Researchers identify situations that can lead to problems


Capital Press

A multiyear study by University of Washington researchers found that despite their best efforts to protect themselves, farmworkers who handle or spray pesticides are still being exposed to the chemicals.

The study is based on interviews with dozens of farmworkers and a detailed monitoring effort.

"That suggests to us that the recommendations, at least the way they are applied, may be insufficient for complete protection," said Matt Keifer, senior research scientist with the National Farm Medicine Center in Wisconsin.

"What this tells us is that despite their best efforts to protect themselves, they're still getting exposed," said Keifer, who led the UW study before going to work for NFMC last year.

The university's Pacific Northwest Agricultural Safety and Health Center, which conducted the study along with several other parties, serves Idaho, Oregon, Washington and Alaska.

Researchers used data from a statewide monitoring program that determined pesticide exposure by measuring an enzyme known as cholinesterase.

Though they don't necessarily equal overexposure, lower cholinesterase levels are associated with exposure to pesticides.

Symptoms of pesticide overexposure include vomiting, diarrhea, nausea, headaches and blurred vision. More severe symptoms include seizures and poor respiration, which can cause death.

From a public health perspective, pesticide poisoning is numerically not even close to being the most important farm safety issue, Keifer said. But from a worker's perspective, "pesticides are one of the scariest things on the farm."

It's better to err on the side of caution and do everything possible to minimize exposure, he said.

The UW study, which is ongoing, found that one of the main ways agricultural workers are exposed to pesticides is while they are cleaning equipment used to spray chemicals or while they are mixing or loading pesticides.

Ag workers do a fairly good job of being suited up with the right protective gear while applying pesticides, but many are exposed while washing equipment or mixing chemicals, said Helen Murphy-Robinson, PNASH's director of outreach and education.

"They're not wearing the right protective headgear and glasses and they're getting exposed then," she said.

Researchers discovered that pesticide residue is tracked into the homes of agricultural workers who don't change their clothes or shoes before leaving work.

"Workers who handle pesticides really should have separate clothes," Murphy-Robinson said. "They should change their clothes at work and wear different shoes when they go home so they're not tracking it into their home."

The use of change lockers by pesticide applicators could go a long way toward resolving that issue, Keifer said.

The study found that full-face respirators offered much more protection than half-faced respirators.

Even if a safety label recommends a half-face respirator, "I myself would wear a full-face respirator," he said. "It was clear that worked better."

Murphy-Robinson said researchers placed a fluorescent tracer spray in pesticide tanks to determine where exposure was occurring and found the improper use of gloves was a major problem.

When a spray nozzle gets clogged, many ag workers take off their gloves and use their bare hands to fix the problem, she said. She recommends wearing nitrile gloves under regular ones to minimize exposure.
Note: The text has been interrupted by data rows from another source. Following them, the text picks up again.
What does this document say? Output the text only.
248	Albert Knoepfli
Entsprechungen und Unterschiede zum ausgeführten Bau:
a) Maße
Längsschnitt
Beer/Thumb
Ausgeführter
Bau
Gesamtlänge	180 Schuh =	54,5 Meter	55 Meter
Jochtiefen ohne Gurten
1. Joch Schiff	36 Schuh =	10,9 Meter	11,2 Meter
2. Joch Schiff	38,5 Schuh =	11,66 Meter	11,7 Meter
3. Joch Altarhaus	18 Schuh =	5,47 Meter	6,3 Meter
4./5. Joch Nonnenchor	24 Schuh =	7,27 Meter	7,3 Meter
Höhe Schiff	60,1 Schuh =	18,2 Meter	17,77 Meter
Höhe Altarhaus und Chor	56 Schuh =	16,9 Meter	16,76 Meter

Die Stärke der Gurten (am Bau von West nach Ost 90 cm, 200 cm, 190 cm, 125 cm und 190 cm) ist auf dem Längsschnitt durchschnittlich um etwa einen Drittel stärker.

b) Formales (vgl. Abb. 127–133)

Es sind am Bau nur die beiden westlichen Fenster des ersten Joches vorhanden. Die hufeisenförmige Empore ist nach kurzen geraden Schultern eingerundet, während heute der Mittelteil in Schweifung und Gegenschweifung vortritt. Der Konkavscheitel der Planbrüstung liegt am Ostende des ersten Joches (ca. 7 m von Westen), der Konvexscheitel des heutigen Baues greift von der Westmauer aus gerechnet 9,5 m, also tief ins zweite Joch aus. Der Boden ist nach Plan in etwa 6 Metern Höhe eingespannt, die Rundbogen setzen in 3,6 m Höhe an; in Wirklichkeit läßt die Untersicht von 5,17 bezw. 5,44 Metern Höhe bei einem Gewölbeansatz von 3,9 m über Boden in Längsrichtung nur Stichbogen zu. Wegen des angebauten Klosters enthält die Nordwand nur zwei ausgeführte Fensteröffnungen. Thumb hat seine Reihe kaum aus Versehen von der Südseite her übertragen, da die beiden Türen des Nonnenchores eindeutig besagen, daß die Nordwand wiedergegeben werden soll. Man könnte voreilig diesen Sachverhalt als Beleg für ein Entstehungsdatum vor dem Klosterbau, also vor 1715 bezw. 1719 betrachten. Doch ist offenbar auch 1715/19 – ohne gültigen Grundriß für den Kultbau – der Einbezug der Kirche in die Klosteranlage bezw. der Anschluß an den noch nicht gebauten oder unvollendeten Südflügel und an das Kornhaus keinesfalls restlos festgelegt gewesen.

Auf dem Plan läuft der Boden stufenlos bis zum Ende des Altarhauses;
Disposable nitrile gloves are made of synthetic latex and are more resistant to tearing.

One main cause of pesticide exposure is leather boots, because leather serves as a reservoir for pesticides. The study found that people who wore chemical-resistant boots had far less evidence of exposure.

Drift was another major issue, and researchers found that problem is due to a lack of communication, with sprayers not letting workers in the next field know there is spraying going on.

How to stop exposure

The results of the University of Washington's pesticide exposure research will be included in a booklet, Practical Solutions for Pesticide Safety, which will be released at the end of September.

It is available on the Pacific Northwest Agricultural Safety and Health Center website:

It will include recommendations and practical solutions offered by 95 farmers, applicators and safety educators.

Kit Galvin, the center's senior industrial hygienist, said the recommendations include prewashing and rinsing together in pairs, using a rain hat under a hood, allowing workers to cool off under mixing station showers, using ammunition boxes to store emergency eyewash and using 5-gallon buckets with gallon markings to prevent risky measurements.

Because wind speeds and temperatures can vary significantly over even a short distance, the booklet will also recommend providing applicators with small thermometers and wind meters that provide precise readings.